September Postcard #3
- Title: Sonata for Solo Cello
- Composer: Adolphus Hailstork
- Instrumentation: unaccompanied cello
- Year Published: 2012
- Movements: Moderato, Moderato, Moderato
- Duration of Work: 17:00
- Number of Measures: 145, 119, 168
- Number of Pages: 13
- Tempo: dotted quarter = 52, 72, 82; dotted quarter = 36, 40, 52; quarter = 54, 110, dotted quarter = 66, 70
- Difficulty Level: intermediate, advanced, advanced
- Highest Position Reached: thumb
- Technique Employed: bass, tenor, and treble clefs; 2/8, 3/8, 5/8, 6/8, 7/8, 8/8, 9/8, 12/8, 2/4, and 3/4 time signatures; triplets, double, triple and quadruple stops; many accidentals, grace notes, trills, pizzicato, harmonics
- Publisher: Theodore Presser
- Where to Purchase:
![]() look inside |
Sonata For Solo Cello Composed by Adolphus Hailstork. Sws. Contemporary. Solo part. With Standard notation. Composed 2013. 16 pages. Duration 17 minutes. Theodore Presser Company #114-41658. Published by Theodore Presser Company (PR.114416580). |
- Cost of Sheet Music*: $18.99
Recordings
First and second movements:
Third movement:
PROGRAM NOTES
“Hailstork’s Sonata for Solo Cello is a 17-minute journey through musical depths. Each of its three movements explores a spectrum of moods and tempi, with thoroughly braided paths of interrelated themes. While the sonata starts with a wink at Bach, as a diving-in point, its development and overall profundity are more akin to the monuments of later musical literature.” – score
CELLIST’S GUIDE
If you enjoyed Hailstork’s Theme and Variations on Draw the Sacred Circle Closer featured in the April postcards as I did, you will probably like his Sonata for Solo Cello, as both works share a similar sensibility.

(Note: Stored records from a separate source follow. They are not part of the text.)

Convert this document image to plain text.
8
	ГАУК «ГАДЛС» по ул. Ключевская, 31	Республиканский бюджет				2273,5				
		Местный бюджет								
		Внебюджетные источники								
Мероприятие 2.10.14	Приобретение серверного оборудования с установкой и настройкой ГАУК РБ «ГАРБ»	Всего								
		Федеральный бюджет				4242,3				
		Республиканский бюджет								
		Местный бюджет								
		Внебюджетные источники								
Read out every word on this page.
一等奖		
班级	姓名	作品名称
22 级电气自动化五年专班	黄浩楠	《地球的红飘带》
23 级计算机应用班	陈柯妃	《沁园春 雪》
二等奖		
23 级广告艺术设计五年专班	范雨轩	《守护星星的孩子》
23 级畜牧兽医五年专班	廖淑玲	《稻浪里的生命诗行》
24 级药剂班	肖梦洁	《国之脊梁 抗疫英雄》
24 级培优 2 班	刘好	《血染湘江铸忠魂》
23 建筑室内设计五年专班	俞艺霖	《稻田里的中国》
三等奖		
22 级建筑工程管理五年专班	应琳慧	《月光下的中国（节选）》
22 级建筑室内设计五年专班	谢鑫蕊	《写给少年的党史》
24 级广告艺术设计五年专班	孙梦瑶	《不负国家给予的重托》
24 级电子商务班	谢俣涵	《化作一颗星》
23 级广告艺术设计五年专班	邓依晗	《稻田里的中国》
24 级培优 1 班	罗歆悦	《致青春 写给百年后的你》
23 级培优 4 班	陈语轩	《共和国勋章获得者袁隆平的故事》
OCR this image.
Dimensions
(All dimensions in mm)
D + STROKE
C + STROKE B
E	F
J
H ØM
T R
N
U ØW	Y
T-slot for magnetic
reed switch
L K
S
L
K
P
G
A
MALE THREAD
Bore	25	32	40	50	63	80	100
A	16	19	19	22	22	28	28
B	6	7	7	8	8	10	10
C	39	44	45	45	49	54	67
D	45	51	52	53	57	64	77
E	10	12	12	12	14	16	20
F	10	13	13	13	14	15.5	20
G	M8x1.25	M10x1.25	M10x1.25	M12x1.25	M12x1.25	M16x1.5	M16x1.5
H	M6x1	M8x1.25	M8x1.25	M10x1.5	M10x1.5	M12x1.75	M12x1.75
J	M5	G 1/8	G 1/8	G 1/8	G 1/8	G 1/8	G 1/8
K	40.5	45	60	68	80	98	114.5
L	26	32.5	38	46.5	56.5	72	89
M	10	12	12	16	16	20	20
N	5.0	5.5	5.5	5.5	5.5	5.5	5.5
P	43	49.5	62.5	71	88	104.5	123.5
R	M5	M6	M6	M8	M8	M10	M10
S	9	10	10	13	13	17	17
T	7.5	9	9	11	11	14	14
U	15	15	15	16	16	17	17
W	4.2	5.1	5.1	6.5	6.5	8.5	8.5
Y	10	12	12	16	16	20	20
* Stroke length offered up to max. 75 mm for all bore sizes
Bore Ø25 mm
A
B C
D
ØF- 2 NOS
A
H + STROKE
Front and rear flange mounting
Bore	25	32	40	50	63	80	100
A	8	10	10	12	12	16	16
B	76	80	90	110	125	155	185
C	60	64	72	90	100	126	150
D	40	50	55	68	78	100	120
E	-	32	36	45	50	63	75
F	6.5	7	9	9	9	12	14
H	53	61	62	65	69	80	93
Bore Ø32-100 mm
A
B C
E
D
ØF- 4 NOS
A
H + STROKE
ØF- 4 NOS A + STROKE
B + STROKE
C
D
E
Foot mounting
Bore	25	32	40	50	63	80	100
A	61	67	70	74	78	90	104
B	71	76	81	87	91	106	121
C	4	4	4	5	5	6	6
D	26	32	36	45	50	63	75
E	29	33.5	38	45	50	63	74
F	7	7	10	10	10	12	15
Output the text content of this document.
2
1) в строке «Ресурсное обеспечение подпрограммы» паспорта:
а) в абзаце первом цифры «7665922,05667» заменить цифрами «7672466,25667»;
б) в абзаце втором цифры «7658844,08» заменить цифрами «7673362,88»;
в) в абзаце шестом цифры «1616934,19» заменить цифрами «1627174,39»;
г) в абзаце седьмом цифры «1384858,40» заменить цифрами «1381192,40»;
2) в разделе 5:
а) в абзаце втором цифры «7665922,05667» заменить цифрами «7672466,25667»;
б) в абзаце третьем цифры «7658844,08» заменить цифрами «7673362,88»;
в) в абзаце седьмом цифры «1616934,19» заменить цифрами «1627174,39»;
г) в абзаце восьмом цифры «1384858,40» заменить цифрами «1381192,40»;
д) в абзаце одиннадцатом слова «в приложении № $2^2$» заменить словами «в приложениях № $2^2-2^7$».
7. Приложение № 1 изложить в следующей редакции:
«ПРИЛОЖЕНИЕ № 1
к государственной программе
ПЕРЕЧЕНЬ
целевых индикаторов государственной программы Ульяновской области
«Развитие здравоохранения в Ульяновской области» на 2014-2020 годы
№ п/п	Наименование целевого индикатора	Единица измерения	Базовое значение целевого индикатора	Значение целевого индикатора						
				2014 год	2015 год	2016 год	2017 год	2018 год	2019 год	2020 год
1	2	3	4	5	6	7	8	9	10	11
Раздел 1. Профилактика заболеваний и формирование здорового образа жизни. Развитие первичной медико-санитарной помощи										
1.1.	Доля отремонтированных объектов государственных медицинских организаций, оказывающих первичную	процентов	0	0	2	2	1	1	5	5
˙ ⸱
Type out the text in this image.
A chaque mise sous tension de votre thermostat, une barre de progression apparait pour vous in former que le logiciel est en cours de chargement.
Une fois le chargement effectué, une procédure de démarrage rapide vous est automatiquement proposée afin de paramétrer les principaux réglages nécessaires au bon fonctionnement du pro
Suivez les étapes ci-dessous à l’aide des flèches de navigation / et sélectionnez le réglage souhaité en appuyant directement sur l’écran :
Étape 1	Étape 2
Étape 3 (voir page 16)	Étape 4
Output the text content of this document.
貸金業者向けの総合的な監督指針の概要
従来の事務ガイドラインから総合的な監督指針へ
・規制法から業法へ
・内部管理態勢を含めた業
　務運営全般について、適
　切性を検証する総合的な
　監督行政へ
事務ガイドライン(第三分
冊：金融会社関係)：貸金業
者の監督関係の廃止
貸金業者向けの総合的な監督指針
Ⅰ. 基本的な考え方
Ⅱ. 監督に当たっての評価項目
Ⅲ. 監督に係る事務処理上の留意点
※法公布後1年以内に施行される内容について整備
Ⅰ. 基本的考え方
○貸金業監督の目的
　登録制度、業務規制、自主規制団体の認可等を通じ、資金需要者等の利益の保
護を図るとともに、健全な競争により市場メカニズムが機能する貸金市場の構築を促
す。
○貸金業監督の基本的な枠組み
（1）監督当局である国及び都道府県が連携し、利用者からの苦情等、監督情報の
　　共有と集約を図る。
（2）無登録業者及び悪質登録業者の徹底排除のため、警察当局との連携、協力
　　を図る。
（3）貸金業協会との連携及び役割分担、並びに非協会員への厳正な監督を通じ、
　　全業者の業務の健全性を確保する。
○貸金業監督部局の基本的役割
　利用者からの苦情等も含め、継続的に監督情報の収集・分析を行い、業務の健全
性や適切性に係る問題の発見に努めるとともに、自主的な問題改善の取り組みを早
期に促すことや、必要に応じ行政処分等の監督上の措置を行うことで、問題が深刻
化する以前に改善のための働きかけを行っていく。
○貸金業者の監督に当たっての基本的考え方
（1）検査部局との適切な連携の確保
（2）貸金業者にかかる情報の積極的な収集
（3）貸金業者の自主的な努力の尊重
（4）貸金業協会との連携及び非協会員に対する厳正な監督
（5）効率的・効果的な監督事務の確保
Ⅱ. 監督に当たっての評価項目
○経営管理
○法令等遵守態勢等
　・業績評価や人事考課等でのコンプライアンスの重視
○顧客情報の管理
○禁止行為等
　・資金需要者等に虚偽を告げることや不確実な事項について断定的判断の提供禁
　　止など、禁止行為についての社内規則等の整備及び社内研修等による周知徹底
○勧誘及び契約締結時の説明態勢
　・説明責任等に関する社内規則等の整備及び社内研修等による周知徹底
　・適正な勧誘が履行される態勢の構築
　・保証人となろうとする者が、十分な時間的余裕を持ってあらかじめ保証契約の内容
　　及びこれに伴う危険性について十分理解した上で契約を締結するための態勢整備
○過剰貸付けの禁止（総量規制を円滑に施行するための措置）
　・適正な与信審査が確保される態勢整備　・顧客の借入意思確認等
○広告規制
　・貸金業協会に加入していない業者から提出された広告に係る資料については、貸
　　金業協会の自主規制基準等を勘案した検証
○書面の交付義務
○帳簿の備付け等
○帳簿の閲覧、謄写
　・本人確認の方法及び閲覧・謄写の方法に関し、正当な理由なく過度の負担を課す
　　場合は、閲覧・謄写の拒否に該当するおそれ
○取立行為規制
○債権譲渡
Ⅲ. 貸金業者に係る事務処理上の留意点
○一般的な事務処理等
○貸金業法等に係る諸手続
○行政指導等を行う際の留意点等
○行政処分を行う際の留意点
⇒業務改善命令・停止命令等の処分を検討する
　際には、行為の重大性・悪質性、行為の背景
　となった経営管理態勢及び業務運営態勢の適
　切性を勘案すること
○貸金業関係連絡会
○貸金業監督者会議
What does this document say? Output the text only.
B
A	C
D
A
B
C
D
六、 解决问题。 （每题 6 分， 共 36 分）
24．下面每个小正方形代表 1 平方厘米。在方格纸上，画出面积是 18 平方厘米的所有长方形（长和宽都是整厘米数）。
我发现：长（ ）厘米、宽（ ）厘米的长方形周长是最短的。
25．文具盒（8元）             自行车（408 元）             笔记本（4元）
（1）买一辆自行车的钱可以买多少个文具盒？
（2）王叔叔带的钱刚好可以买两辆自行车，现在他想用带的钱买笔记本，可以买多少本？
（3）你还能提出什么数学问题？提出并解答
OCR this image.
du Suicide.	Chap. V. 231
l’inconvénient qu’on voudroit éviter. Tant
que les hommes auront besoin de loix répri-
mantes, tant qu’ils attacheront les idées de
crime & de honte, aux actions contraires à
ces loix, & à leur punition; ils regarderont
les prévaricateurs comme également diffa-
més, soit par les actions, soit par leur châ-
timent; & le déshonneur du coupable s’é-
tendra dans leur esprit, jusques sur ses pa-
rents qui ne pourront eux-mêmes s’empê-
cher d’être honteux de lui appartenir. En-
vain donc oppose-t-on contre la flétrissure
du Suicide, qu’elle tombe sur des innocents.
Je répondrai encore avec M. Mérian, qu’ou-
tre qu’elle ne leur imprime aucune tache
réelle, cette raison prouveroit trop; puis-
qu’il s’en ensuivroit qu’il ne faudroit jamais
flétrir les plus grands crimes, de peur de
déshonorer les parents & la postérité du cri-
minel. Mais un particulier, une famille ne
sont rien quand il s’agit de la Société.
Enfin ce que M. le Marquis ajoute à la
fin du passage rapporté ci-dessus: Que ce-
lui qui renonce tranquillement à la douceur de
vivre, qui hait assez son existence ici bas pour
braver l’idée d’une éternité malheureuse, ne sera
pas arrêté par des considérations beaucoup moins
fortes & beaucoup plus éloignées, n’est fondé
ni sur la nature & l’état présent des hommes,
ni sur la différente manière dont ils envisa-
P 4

The first movement is definitely less technically challenging than the second and third movements and easier to count as well. With the exception of seven measures, the first Moderato is written in 6/8 or 9/8 time and can be counted in two or three beats per bar. Though late intermediate players may have little experience with these meters, I don’t think they will find this movement beyond them. Advanced and professional players will encounter double stops, frequent meter changes, and chromatic passages to sink their teeth into the other movements.